Comment #23 on issue 2869 by a...@
adamhooper.com: Substring of huge string retains huge string in memory
https://bugs.chromium.org/p/v8/issues/detail?id=2869#c23I keep hearing of people running into this issue, so I'll brainstorm some ideas:
1. Modify the language specification so this bug becomes a feature
In Go, the leak is built in to the language specification: Slices explicitly reference their underlying Arrays. Go developers can easily understand the problem, and the solution is intuitive. The problem and solution are documented in a couple of paragraphs at
https://blog.golang.org/go-slices-usage-and-internals.

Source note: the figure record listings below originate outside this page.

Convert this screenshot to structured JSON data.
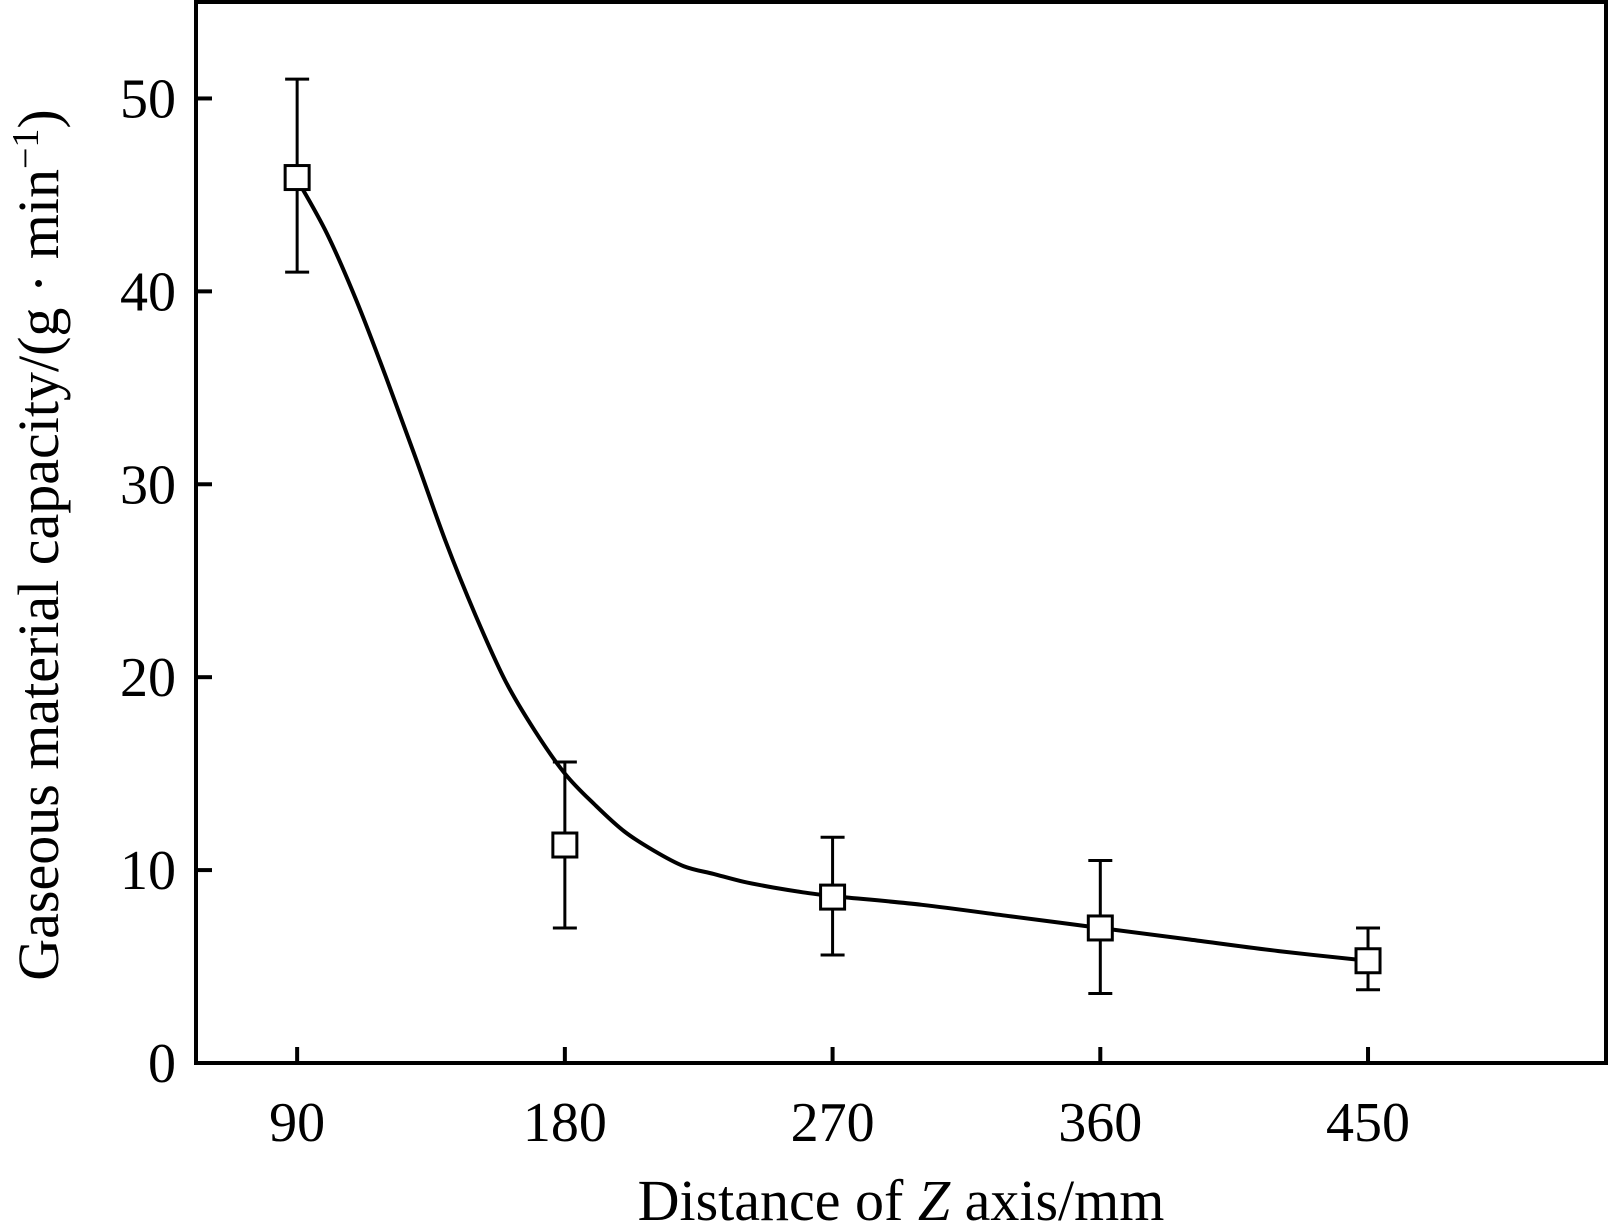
{
  "chart_data": {
    "type": "scatter",
    "title": "",
    "xlabel_parts": {
      "prefix": "Distance of ",
      "italic": "Z",
      "suffix": " axis/mm"
    },
    "ylabel_parts": {
      "main": "Gaseous material capacity/(g · min",
      "superscript": "−1",
      "close": ")"
    },
    "xlim": [
      56,
      530
    ],
    "ylim": [
      0,
      55
    ],
    "xticks": [
      90,
      180,
      270,
      360,
      450
    ],
    "yticks": [
      0,
      10,
      20,
      30,
      40,
      50
    ],
    "grid": false,
    "legend": "none",
    "series": [
      {
        "marker": "open-square",
        "x": [
          90,
          180,
          270,
          360,
          450
        ],
        "y": [
          45.9,
          11.3,
          8.6,
          7.0,
          5.3
        ],
        "error_low": [
          41.0,
          7.0,
          5.6,
          3.6,
          3.8
        ],
        "error_high": [
          51.0,
          15.6,
          11.7,
          10.5,
          7.0
        ]
      }
    ],
    "fit_curve": {
      "style": "solid",
      "x": [
        90,
        100,
        110,
        120,
        130,
        140,
        150,
        160,
        170,
        180,
        190,
        200,
        210,
        220,
        230,
        240,
        250,
        260,
        270,
        300,
        330,
        360,
        390,
        420,
        450
      ],
      "y": [
        45.8,
        43.0,
        39.5,
        35.5,
        31.3,
        27.0,
        23.2,
        19.8,
        17.2,
        15.0,
        13.4,
        12.0,
        11.0,
        10.2,
        9.8,
        9.4,
        9.1,
        8.85,
        8.65,
        8.2,
        7.6,
        7.0,
        6.4,
        5.8,
        5.3
      ]
    },
    "colors": {
      "line": "#000000",
      "marker_fill": "#ffffff"
    }
  }
}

Here's that idea applied to JavaScript. The JavaScript spec would document that a String consists of a "backing store" and "slice". Each String method specifies whether it reuses an argument's "backing store." And finally, there would be a force-copy function so users had a clear workaround -- for instance, "`new String()` always creates a new backing store."
2. Stop slicing
In OpenJDK, Java Strings used to share a backing store. In 2012, they simply ... stopped. If I'm reading correctly, the OpenJDK community determined that the harm of shared backing stores outweighed the good.
http://mail.openjdk.java.net/pipermail/core-libs-dev/2012-May/010257.htmlShould V8 do the same? Are shared backing stores doing more harm than good, as they did in OpenJDK? (Perhaps shared backing stores are better on 32-bit architectures than on 64-bit architectures, and the whole idea is now an expensive relic?)
3. Use two kinds of string.
Rust is explicit about `str` being a slice ("borrowing" from a backing store) and `String` being not-a-slice:
https://doc.rust-lang.org/std/primitive.str.html https://doc.rust-lang.org/std/string/struct.String.html This makes it easy to reason about what objects consume memory.
C++17 has a similar dichotomy: `std::string` is akin to a Rust `String` ("backing store + length"), and the new `std::string_view` is akin to a Rust `str` ("[borrowed] pointer + length").
(Yes, Go Slices are kinda the same thing. But Rust and C++ aren't garbage-collected, so Rust/C++ developers think in terms of "ownership" and "borrowing".)
JavaScript could do something similar, and there's already an opening: JavaScript already _has_ two kinds of string! Maybe "primitive string" could be a "slice" and "String" could be a "not-a-slice", or maybe vice-versa. (This probably can't be achieved without big changes to the language spec ... but cut me some slack -- I'm brainstorming here :).)
...
Personally, I'm really curious about my second idea. OpenJDK made the switch; why shouldn't V8?